Using new insights to improve treatment
The new findings could help optimise future standard treatments. In laboratory experiments, the researchers were able to show that environmental factors, such as lack of oxygen in combination with signals from the tumor microenvironment can induce cancer cells to modify their characteristics.
This microenvironment, the immediate surrounding of the cancer, comprises cells and molecules that influence the growth of the tumor. “Once we understand exactly what causes the plasticity of tumor cells, we can devise combination therapies which target the signals underlying plasticity and thereby improve the therapeutic impact,” underlines Dr. Golebiewska.
Collaboration and funding
The study is a collaborative work between the NORLUX Neuro-Oncology Laboratory and other research units and platforms at LIH. The researchers from LIH also worked in close collaboration with their long-term national partners to whom they are tightly connected through transversal research programmes: the Luxembourg Centre for Systems Biomedicine at the University of Luxembourg and the Department of Neurosurgery of the Centre Hospitalier de Luxembourg. Moreover, the project was carried out with international partners from the Technische Universität Dresden, Germany, the University of Heidelberg, Germany, and the University of Bergen, Norway. This joint undertaking of different research and clinical players gives a truly interdisciplinary dimension to the study.

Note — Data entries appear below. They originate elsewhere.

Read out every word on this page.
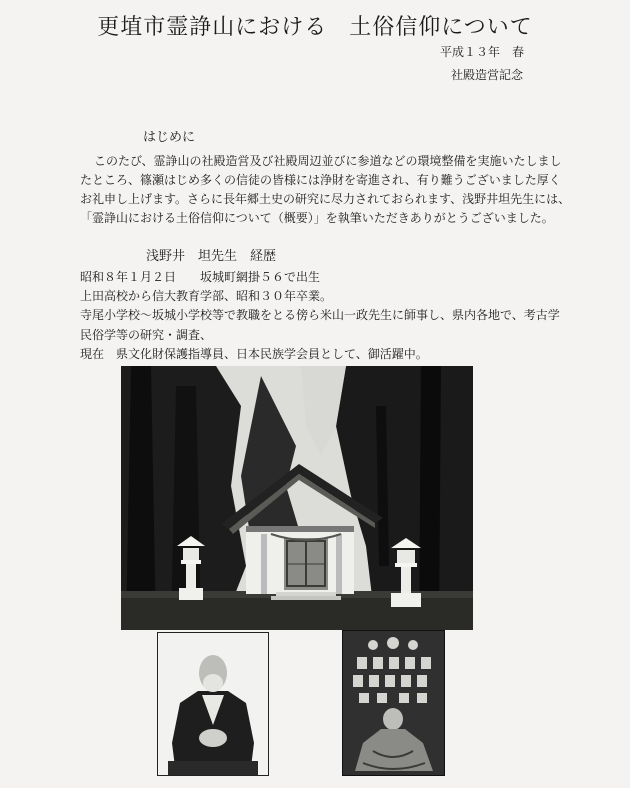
更埴市霊諍山における 土俗信仰について
平成１３年　春
社殿造営記念
はじめに
このたび、霊諍山の社殿造営及び社殿周辺並びに参道などの環境整備を実施いたしまし
たところ、篠瀬はじめ多くの信徒の皆様には浄財を寄進され、有り難うございました厚く
お礼申し上げます。さらに長年郷土史の研究に尽力されておられます、浅野井坦先生には、
「霊諍山における土俗信仰について（概要）」を執筆いただきありがとうございました。
浅野井　坦先生　経歴
昭和８年１月２日　　坂城町網掛５６で出生
上田高校から信大教育学部、昭和３０年卒業。
寺尾小学校～坂城小学校等で教職をとる傍ら米山一政先生に師事し、県内各地で、考古学
民俗学等の研究・調査、
現在　県文化財保護指導員、日本民族学会員として、御活躍中。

The study is a major part of the AFR PhD thesis of Dr Anne Dirkse, co-first author on the publication, who was supported by an AFR PhD grant and a training grant from the Fondation du Pélican de Mie et Pierre Hippert-Faber (Fondation de Luxembourg). Furthermore, the work was supported by funding from LIH, Sächsisches Staatsministerium für Wissenschaft und Kunst (SMWK), Deutsche Krebshilfe and Deutsche Forschungsgemeinschaft (DFG).
The research team published its findings (open access) in Nature Communications in April 2019. (Dirkse, Golebiewska et al. Nature Communications 2019, DOI: 10.1038/s41467-019-09853-z).